The government should update how school textbooks address Taiwanese women forced into prostitution by the Japanese army during World War II, a women’s rights group said Friday.
The Taipei Women’s Rescue Foundation urged that the term “comfort women,” which is used in junior-high and high-school textbooks and curriculums, be changed to “military sexual slaves,” as this term is used in a 1995 UN report.
Taiwan should adopt the term used by the UN Human Rights Commission, the foundation said on Friday, the International Memorial Day for Comfort Women.
The foundation also reiterated its call for the Japanese government to formally apologize to women enslaved in World War II and compensate them.
An apology is essential, especially as Japan seeks to become one of the permanent members of the UN Security Council, the foundation said.
The issue has reverberated throughout Asia in places occupied by the Japanese Imperial Army during the war, most notably in South Korea and Taiwan, it said, adding that Japan reached an agreement with South Korea in December 2015, apologized to enslaved women in the country and set up a US$8.3 million fund to help them.

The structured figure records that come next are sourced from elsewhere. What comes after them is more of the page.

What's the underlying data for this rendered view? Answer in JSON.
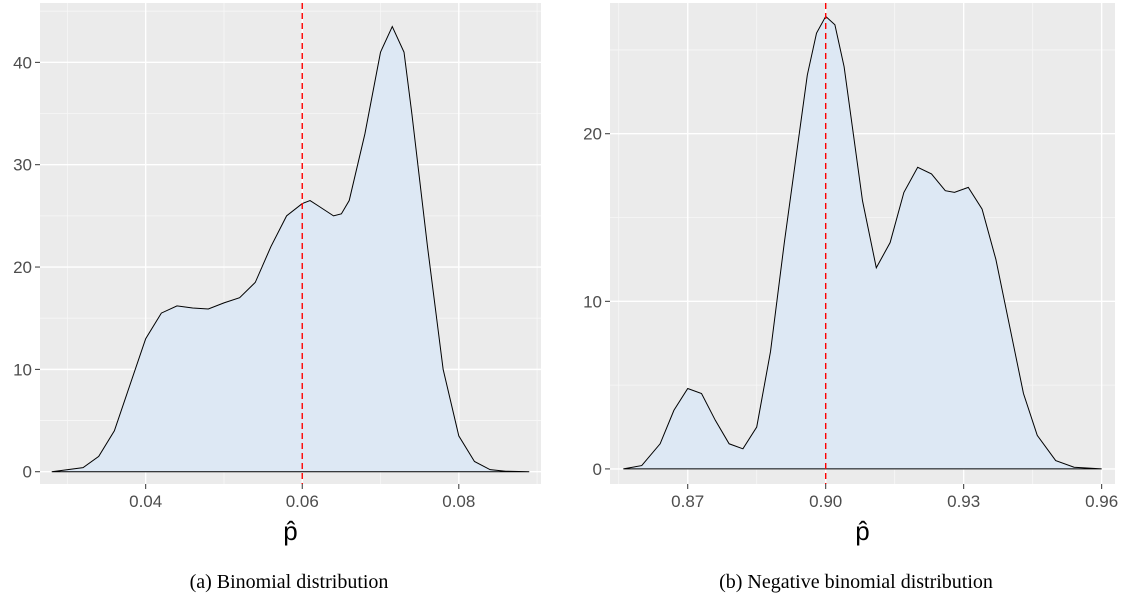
{
  "chart_data": [
    {
      "type": "area",
      "caption": "(a) Binomial distribution",
      "xlabel": "p̂",
      "ylabel": "",
      "xlim": [
        0.0265,
        0.0905
      ],
      "ylim": [
        -1.2,
        45.8
      ],
      "x_ticks": [
        0.04,
        0.06,
        0.08
      ],
      "x_tick_labels": [
        "0.04",
        "0.06",
        "0.08"
      ],
      "y_ticks": [
        0,
        10,
        20,
        30,
        40
      ],
      "y_tick_labels": [
        "0",
        "10",
        "20",
        "30",
        "40"
      ],
      "vline": 0.06,
      "vline_color": "#ff0000",
      "fill_color": "#dde8f4",
      "grid": true,
      "x": [
        0.028,
        0.032,
        0.034,
        0.036,
        0.038,
        0.04,
        0.042,
        0.044,
        0.046,
        0.048,
        0.05,
        0.052,
        0.054,
        0.056,
        0.058,
        0.06,
        0.061,
        0.062,
        0.064,
        0.065,
        0.066,
        0.068,
        0.07,
        0.0715,
        0.073,
        0.074,
        0.076,
        0.078,
        0.08,
        0.082,
        0.084,
        0.086,
        0.089
      ],
      "y": [
        0,
        0.4,
        1.5,
        4,
        8.5,
        13,
        15.5,
        16.2,
        16,
        15.9,
        16.5,
        17,
        18.5,
        22,
        25,
        26.2,
        26.5,
        26,
        25,
        25.2,
        26.5,
        33,
        41,
        43.5,
        41,
        35,
        22,
        10,
        3.5,
        1,
        0.2,
        0.05,
        0
      ]
    },
    {
      "type": "area",
      "caption": "(b) Negative binomial distribution",
      "xlabel": "p̂",
      "ylabel": "",
      "xlim": [
        0.8531,
        0.9629
      ],
      "ylim": [
        -0.9,
        27.8
      ],
      "x_ticks": [
        0.87,
        0.9,
        0.93,
        0.96
      ],
      "x_tick_labels": [
        "0.87",
        "0.90",
        "0.93",
        "0.96"
      ],
      "y_ticks": [
        0,
        10,
        20
      ],
      "y_tick_labels": [
        "0",
        "10",
        "20"
      ],
      "vline": 0.9,
      "vline_color": "#ff0000",
      "fill_color": "#dde8f4",
      "grid": true,
      "x": [
        0.856,
        0.86,
        0.864,
        0.867,
        0.87,
        0.873,
        0.876,
        0.879,
        0.882,
        0.885,
        0.888,
        0.891,
        0.894,
        0.896,
        0.898,
        0.9,
        0.902,
        0.904,
        0.906,
        0.908,
        0.911,
        0.914,
        0.917,
        0.92,
        0.923,
        0.926,
        0.928,
        0.931,
        0.934,
        0.937,
        0.94,
        0.943,
        0.946,
        0.95,
        0.954,
        0.96
      ],
      "y": [
        0,
        0.2,
        1.5,
        3.5,
        4.8,
        4.5,
        2.9,
        1.5,
        1.2,
        2.5,
        7,
        13.5,
        19.5,
        23.5,
        26,
        27,
        26.5,
        24,
        20,
        16,
        12,
        13.5,
        16.5,
        18,
        17.6,
        16.6,
        16.5,
        16.8,
        15.5,
        12.5,
        8.5,
        4.5,
        2,
        0.5,
        0.1,
        0
      ]
    }
  ]
}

Despite repeated lawsuits, the Taiwanese women have never received the same treatment and the Japanese government has been reluctant to recognize their plight, the foundation said.
More than 2,000 Taiwanese women were forced into sexual slavery by the Japanese during World War II, it said, adding that the foundation is only aware of two of the women still being alive.
“The foundation helps people remember the history of the ‘comfort women’ every year on International Memorial Day,” said Yeh Der-lan (葉德蘭), the president of the foundation that has championed the rights of sexually enslaved women for nearly three decades.
Speaking of the two women who are still alive, Yeh said the foundation has only been able to offer “meager” compensation to them, which is insufficient in view of the women’s experience during the war.
“But the resilience they have shown and their ability to find harmony in their lives are worthy of emulation and respect,” Yeh said.
The foundation would continue to appeal to the Japanese, it said, adding that it would also continue to educate the public on the issue and tell the women’s stories.